Utama Samarinda Balikpapan Kaltim Nasional Piala Dunia 2026 Olahraga Bisnis Lifestyle Opini Sosbis Hiburan Kesehatan

Ini Respons Pertamina setelah Pemkot Samarinda Membeber Hasil Uji Laboratorium yang Menyebut Kualitas BBM Rusak Jadi Penyebab Motor Berebet

Denny Saputra • Selasa, 6 Mei 2025 | 20:16 WIB

 

PENANGANANNYA LAMBAT: Salah satu sepeda motor milik pengendara yang brebet tengah ditangani di sebuah bengkel di Balikpapan. (ANGGI PRADITHA/KP)
PENANGANANNYA LAMBAT: Salah satu sepeda motor milik pengendara yang brebet tengah ditangani di sebuah bengkel di Balikpapan. (ANGGI PRADITHA/KP)

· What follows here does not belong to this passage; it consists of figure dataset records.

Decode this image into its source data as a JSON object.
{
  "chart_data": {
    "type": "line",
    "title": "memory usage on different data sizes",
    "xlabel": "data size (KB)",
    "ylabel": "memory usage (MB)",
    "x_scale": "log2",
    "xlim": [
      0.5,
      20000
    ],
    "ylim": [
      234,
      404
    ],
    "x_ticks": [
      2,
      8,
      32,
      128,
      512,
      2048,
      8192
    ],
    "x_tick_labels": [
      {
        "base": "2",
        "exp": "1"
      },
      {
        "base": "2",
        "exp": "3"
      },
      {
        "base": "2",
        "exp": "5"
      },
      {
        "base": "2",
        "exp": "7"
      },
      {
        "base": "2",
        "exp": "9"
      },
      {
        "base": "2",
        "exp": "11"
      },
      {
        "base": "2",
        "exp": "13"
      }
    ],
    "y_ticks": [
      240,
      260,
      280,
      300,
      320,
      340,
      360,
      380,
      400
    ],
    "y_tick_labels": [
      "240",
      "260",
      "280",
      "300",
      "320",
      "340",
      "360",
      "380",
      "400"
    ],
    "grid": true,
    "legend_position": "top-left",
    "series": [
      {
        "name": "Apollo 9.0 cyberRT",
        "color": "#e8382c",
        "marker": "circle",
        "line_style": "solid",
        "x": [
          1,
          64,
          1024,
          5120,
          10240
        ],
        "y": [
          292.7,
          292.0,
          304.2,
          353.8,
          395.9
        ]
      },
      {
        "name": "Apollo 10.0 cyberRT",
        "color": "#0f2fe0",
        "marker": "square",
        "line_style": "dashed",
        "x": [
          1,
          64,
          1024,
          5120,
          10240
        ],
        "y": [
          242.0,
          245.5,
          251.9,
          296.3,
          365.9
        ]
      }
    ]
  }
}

KALTIMPOST.ID-PT Pertamina Patra Niaga akhirnya buka suara menanggapi hasil uji kualitas bahan bakar minyak (BBM) yang dirilis Pemkot Samarinda.

Uji yang dilakukan sejak April lalu itu menemukan adanya indikasi kontaminasi pada sampel BBM jenis pertamax.

Menanggapi itu, Pertamina melalui Area Manager Communication, Relations & CSR Regional Kalimantan Edi Mangun menyampaikan apresiasinya terhadap kajian yang dilakukan tim Polnes.

Dalam rilis resmi pada Selasa (6/5), ia menegaskan bahwa hasil uji yang dilakukan di Terminal BBM Pertamina, SPBU Sriadai, dan SPBU Pranoto menunjukkan bahwa produk BBM berada dalam kondisi baik secara kualitas.

“Pertamina secara rutin dan konsisten melakukan pengujian kualitas BBM dengan metode yang mengacu pada standar LEMIGAS,” ujarnya.

Meski demikian, Pertamina membuka ruang dialog dan koordinasi lebih lanjut dengan Pemkot Samarinda, Polnes, dan instansi terkait untuk memastikan kejelasan informasi kepada publik.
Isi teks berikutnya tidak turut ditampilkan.